Five points are located on a certain straight line
Nine pairwise distances are known:
2,4,5,7,12,13,15,17,19

Find the 10th.

Based on Hoshino & McCurdy puzzle published in Crux Mathematicorum

A pair of adjacent shorter segments will add up to a larger segment. So that suggests trying to form addition equations from the nine numbers given:

2+5=7

2+13=15

2+15=17

2+17=19

4+13=17

4+15=19

5+7=12

5+12=17

7+12=19

Exactly four of these numbers occur only as addends on the left: 2, 4, 5, 13. It is possible for these four numbers to be the lengths of the four segments between consecutive points on the line. However this is a problem, as there is no subset of 2,4,5,13 which sums to 12.

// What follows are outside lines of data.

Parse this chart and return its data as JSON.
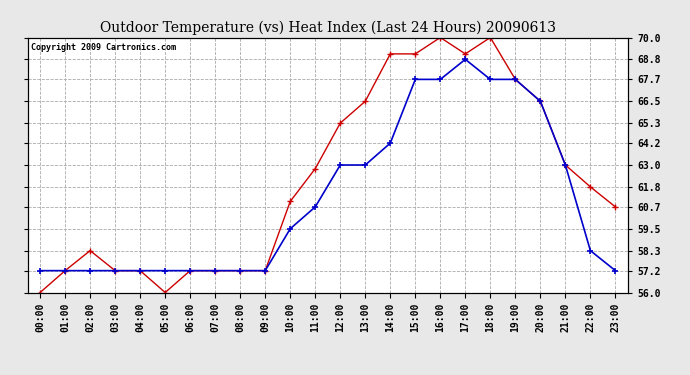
{
  "title": "Outdoor Temperature (vs) Heat Index (Last 24 Hours) 20090613",
  "copyright": "Copyright 2009 Cartronics.com",
  "hours": [
    "00:00",
    "01:00",
    "02:00",
    "03:00",
    "04:00",
    "05:00",
    "06:00",
    "07:00",
    "08:00",
    "09:00",
    "10:00",
    "11:00",
    "12:00",
    "13:00",
    "14:00",
    "15:00",
    "16:00",
    "17:00",
    "18:00",
    "19:00",
    "20:00",
    "21:00",
    "22:00",
    "23:00"
  ],
  "red_data": [
    56.0,
    57.2,
    58.3,
    57.2,
    57.2,
    56.0,
    57.2,
    57.2,
    57.2,
    57.2,
    61.0,
    62.8,
    65.3,
    66.5,
    69.1,
    69.1,
    70.0,
    69.1,
    70.0,
    67.7,
    66.5,
    63.0,
    61.8,
    60.7
  ],
  "blue_data": [
    57.2,
    57.2,
    57.2,
    57.2,
    57.2,
    57.2,
    57.2,
    57.2,
    57.2,
    57.2,
    59.5,
    60.7,
    63.0,
    63.0,
    64.2,
    67.7,
    67.7,
    68.8,
    67.7,
    67.7,
    66.5,
    63.0,
    58.3,
    57.2
  ],
  "ylim": [
    56.0,
    70.0
  ],
  "yticks": [
    56.0,
    57.2,
    58.3,
    59.5,
    60.7,
    61.8,
    63.0,
    64.2,
    65.3,
    66.5,
    67.7,
    68.8,
    70.0
  ],
  "red_color": "#cc0000",
  "blue_color": "#0000cc",
  "bg_color": "#e8e8e8",
  "plot_bg_color": "#ffffff",
  "grid_color": "#aaaaaa",
  "title_fontsize": 10,
  "tick_fontsize": 7,
  "copyright_fontsize": 6
}
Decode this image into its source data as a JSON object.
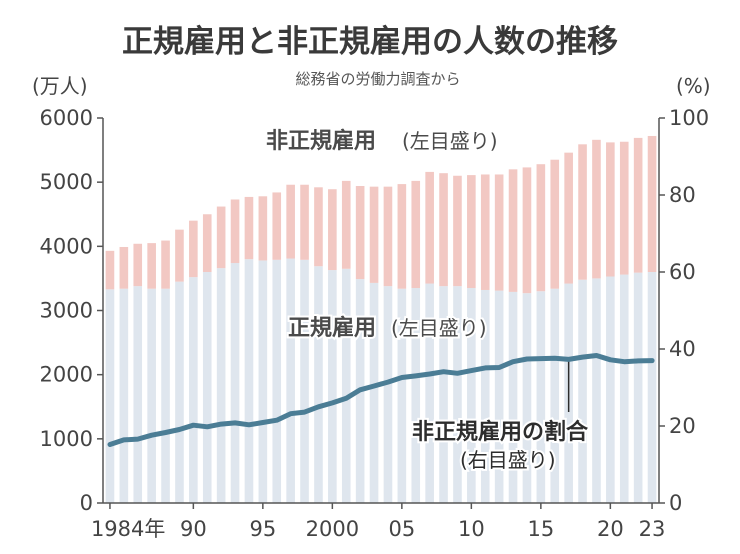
{
  "chart_data": {
    "type": "bar",
    "title": "正規雇用と非正規雇用の人数の推移",
    "subtitle": "総務省の労働力調査から",
    "left_unit": "(万人)",
    "right_unit": "(%)",
    "ylim": [
      0,
      6000
    ],
    "y2lim": [
      0,
      100
    ],
    "yticks": [
      "0",
      "1000",
      "2000",
      "3000",
      "4000",
      "5000",
      "6000"
    ],
    "y2ticks": [
      "0",
      "20",
      "40",
      "60",
      "80",
      "100"
    ],
    "years": [
      1984,
      1985,
      1986,
      1987,
      1988,
      1989,
      1990,
      1991,
      1992,
      1993,
      1994,
      1995,
      1996,
      1997,
      1998,
      1999,
      2000,
      2001,
      2002,
      2003,
      2004,
      2005,
      2006,
      2007,
      2008,
      2009,
      2010,
      2011,
      2012,
      2013,
      2014,
      2015,
      2016,
      2017,
      2018,
      2019,
      2020,
      2021,
      2022,
      2023
    ],
    "xtick_labels": [
      {
        "year": 1984,
        "text": "1984年"
      },
      {
        "year": 1990,
        "text": "90"
      },
      {
        "year": 1995,
        "text": "95"
      },
      {
        "year": 2000,
        "text": "2000"
      },
      {
        "year": 2005,
        "text": "05"
      },
      {
        "year": 2010,
        "text": "10"
      },
      {
        "year": 2015,
        "text": "15"
      },
      {
        "year": 2020,
        "text": "20"
      },
      {
        "year": 2023,
        "text": "23"
      }
    ],
    "series": [
      {
        "name": "正規雇用",
        "axis": "left",
        "color": "#dfe6ee",
        "values": [
          3330,
          3340,
          3380,
          3340,
          3340,
          3450,
          3520,
          3600,
          3660,
          3740,
          3800,
          3780,
          3790,
          3810,
          3790,
          3690,
          3630,
          3650,
          3490,
          3430,
          3380,
          3340,
          3350,
          3420,
          3380,
          3380,
          3350,
          3320,
          3310,
          3290,
          3270,
          3300,
          3340,
          3420,
          3480,
          3500,
          3530,
          3560,
          3590,
          3600
        ]
      },
      {
        "name": "非正規雇用",
        "axis": "left",
        "color": "#f2c8c3",
        "values": [
          600,
          650,
          660,
          710,
          750,
          810,
          880,
          900,
          960,
          990,
          970,
          1000,
          1050,
          1150,
          1170,
          1230,
          1260,
          1370,
          1450,
          1500,
          1550,
          1630,
          1670,
          1740,
          1760,
          1720,
          1760,
          1800,
          1810,
          1910,
          1960,
          1980,
          2010,
          2040,
          2110,
          2160,
          2090,
          2070,
          2100,
          2120
        ]
      },
      {
        "name": "非正規雇用の割合",
        "axis": "right",
        "color": "#4b7d95",
        "values": [
          15.2,
          16.4,
          16.6,
          17.6,
          18.3,
          19.1,
          20.2,
          19.8,
          20.5,
          20.8,
          20.3,
          20.9,
          21.5,
          23.2,
          23.6,
          25.0,
          26.0,
          27.2,
          29.4,
          30.4,
          31.4,
          32.6,
          33.0,
          33.5,
          34.1,
          33.7,
          34.4,
          35.1,
          35.2,
          36.7,
          37.4,
          37.5,
          37.6,
          37.3,
          37.9,
          38.3,
          37.2,
          36.7,
          36.9,
          37.0
        ]
      }
    ],
    "annotations": {
      "irregular_label": "非正規雇用",
      "irregular_note": "(左目盛り)",
      "regular_label": "正規雇用",
      "regular_note": "(左目盛り)",
      "ratio_label": "非正規雇用の割合",
      "ratio_note": "(右目盛り)"
    }
  }
}
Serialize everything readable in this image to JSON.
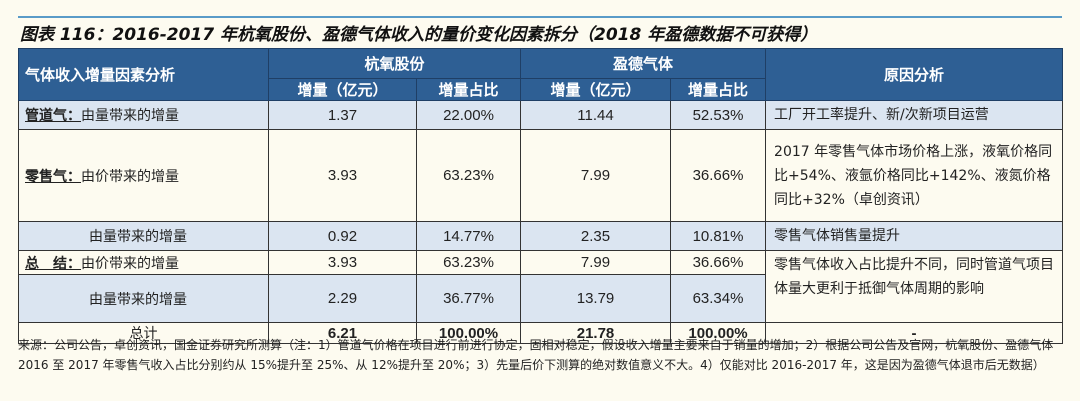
{
  "title": "图表 116：2016-2017 年杭氧股份、盈德气体收入的量价变化因素拆分（2018 年盈德数据不可获得）",
  "header": {
    "factor": "气体收入增量因素分析",
    "company1": "杭氧股份",
    "company2": "盈德气体",
    "inc": "增量（亿元）",
    "share": "增量占比",
    "reason": "原因分析"
  },
  "rows": [
    {
      "label": "管道气：",
      "desc": "由量带来的增量",
      "v1": "1.37",
      "p1": "22.00%",
      "v2": "11.44",
      "p2": "52.53%",
      "reason": "工厂开工率提升、新/次新项目运营"
    },
    {
      "label": "零售气：",
      "desc": "由价带来的增量",
      "v1": "3.93",
      "p1": "63.23%",
      "v2": "7.99",
      "p2": "36.66%",
      "reason": "2017 年零售气体市场价格上涨，液氧价格同比+54%、液氩价格同比+142%、液氮价格同比+32%（卓创资讯）"
    },
    {
      "desc": "由量带来的增量",
      "v1": "0.92",
      "p1": "14.77%",
      "v2": "2.35",
      "p2": "10.81%",
      "reason": "零售气体销售量提升"
    },
    {
      "label": "总　结：",
      "desc": "由价带来的增量",
      "v1": "3.93",
      "p1": "63.23%",
      "v2": "7.99",
      "p2": "36.66%",
      "reason": "零售气体收入占比提升不同，同时管道气项目体量大更利于抵御气体周期的影响"
    },
    {
      "desc": "由量带来的增量",
      "v1": "2.29",
      "p1": "36.77%",
      "v2": "13.79",
      "p2": "63.34%"
    }
  ],
  "total": {
    "label": "总计",
    "v1": "6.21",
    "p1": "100.00%",
    "v2": "21.78",
    "p2": "100.00%",
    "reason": "-"
  },
  "note": "来源：公司公告，卓创资讯，国金证券研究所测算（注：1）管道气价格在项目进行前进行协定，固相对稳定，假设收入增量主要来自于销量的增加；2）根据公司公告及官网，杭氧股份、盈德气体 2016 至 2017 年零售气收入占比分别约从 15%提升至 25%、从 12%提升至 20%；3）先量后价下测算的绝对数值意义不大。4）仅能对比 2016-2017 年，这是因为盈德气体退市后无数据）"
}
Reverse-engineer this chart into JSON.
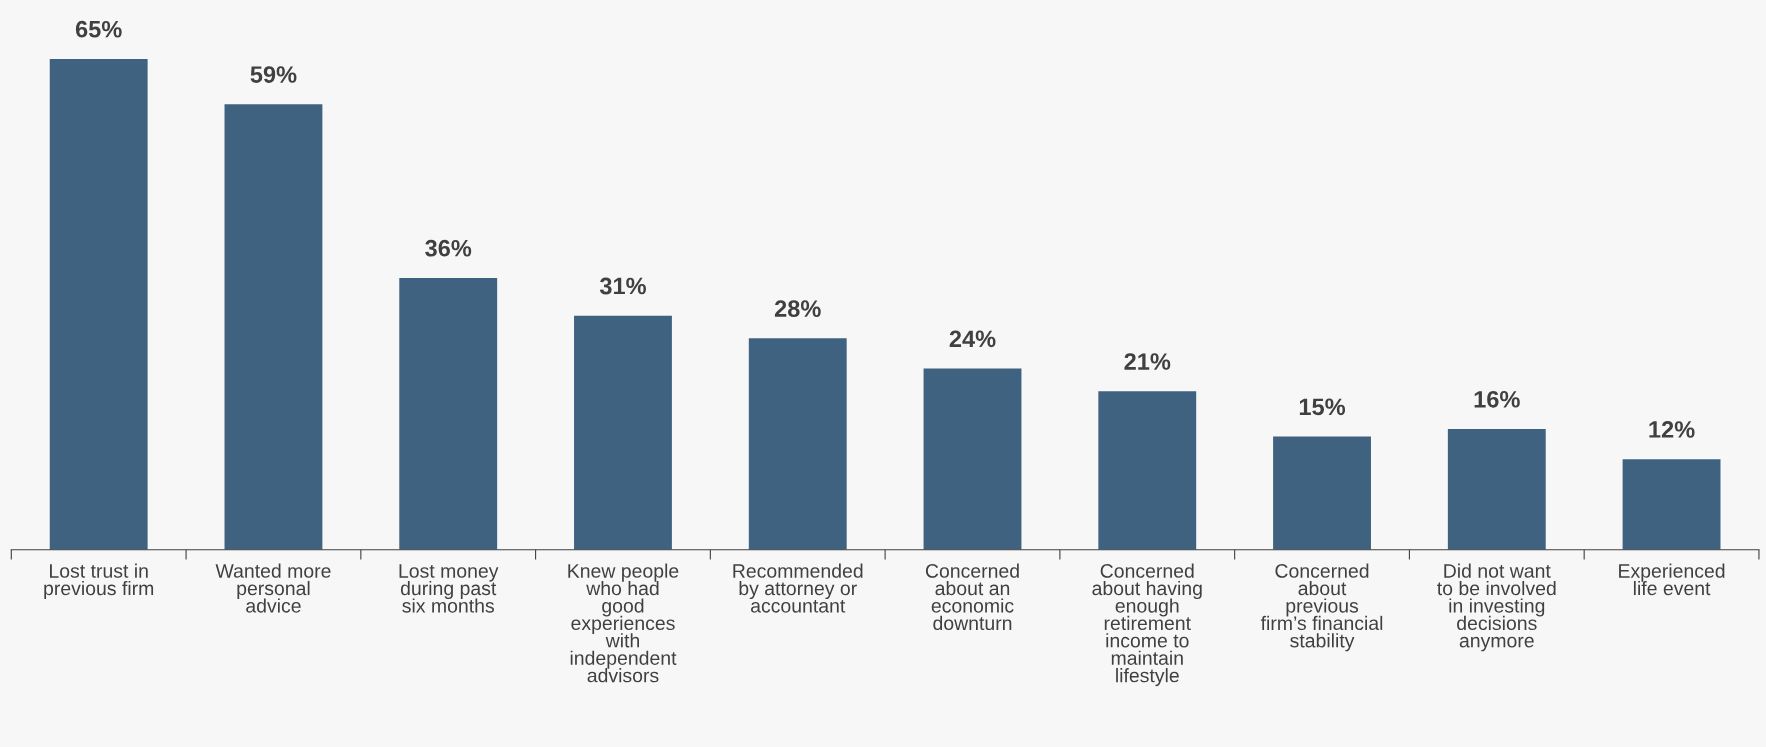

The next possibility is that one of the four single segments to be the number that was deleted, with 13 being the sum of two single segments. In this case this also means that 19 is the total length of the line. 2+4+13=19, leaving out 5. Then 13-5=**8 is the missing segment**.

To verify, construct the line: the line is comprised of single segments of 2,4,5,8 in some order with 2,4,5,7,8,12,13,15,17,19 being all the pairwise distances.

2+4=6 and 2+7=9 are not given distances, so 2 is at an end adjacent to 5. 5+4=9 is also not given so 4 is not adjacent to 5.

This is enough to determine the order is 2, 5, 8, 4. Then the 10 lengths in order are 2, 4, 5, 2+5=7, 8, 8+4=12, 5+8=13, 2+5+8=15, 5+8+4=17, 2+5+8+4=19.